Sri Lanka’s national-wide inflation price inflation fell to 4.6 percent in 12 months to July 2023, down from 6.2 percent in June, with food prices deflating 2.5 percent over the year, data from the state statistics office showed
The sixth monetary policy for this year will be announced on Thursday, August 24, the Central Bank said.
The Monetary Board of the Central Bank began relaxing the country’s ultra-tight monetary policy in June by delivering a 250-basis point policy rate cut, which was followed by another 200-basis point policy rate cut in July.
Meanwhile, in early August, the Central Bank (CB) slashed banks’ reserve requirement or the Statutory Reserve Ratio by 200 basis points to accelerate the reduction in lending rates in the economy.
The Central Bank of Sri Lanka (CBSL) has already cut interest rates twice in 2023, and financial experts expect more cuts to come.
There are a few reasons why the CBSL is likely to continue cutting interest rates.

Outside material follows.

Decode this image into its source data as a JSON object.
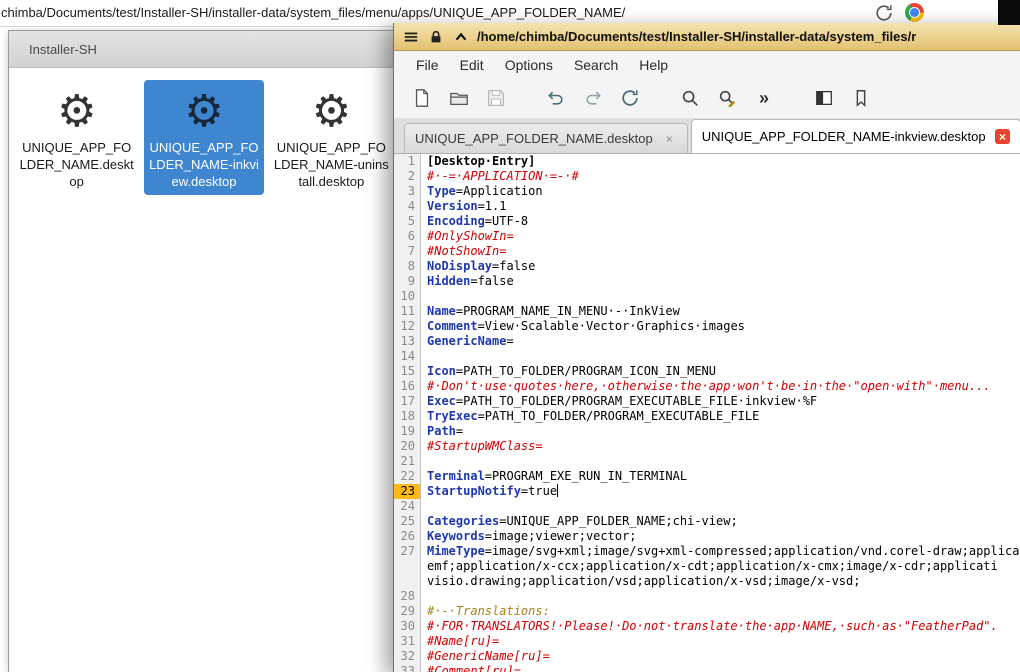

First, inflation has been slowing in recent months.
The annual inflation rate was 25.2% in May, down from 35.3% in April.
The CBSL expects inflation to reach single-digit territory by the third quarter of 2023.
Second, the economy is showing signs of recovery.
The GDP contracted by 1.6% in the first quarter of 2023, but is expected to grow in the second quarter.
The CBSL is hoping that lower interest rates will help to boost economic growth.
Finally, the CBSL is under pressure from the International Monetary Fund (IMF).
The IMF has agreed to provide Sri Lanka with a bailout package but has conditioned the bailout on the CBSL cutting interest rates.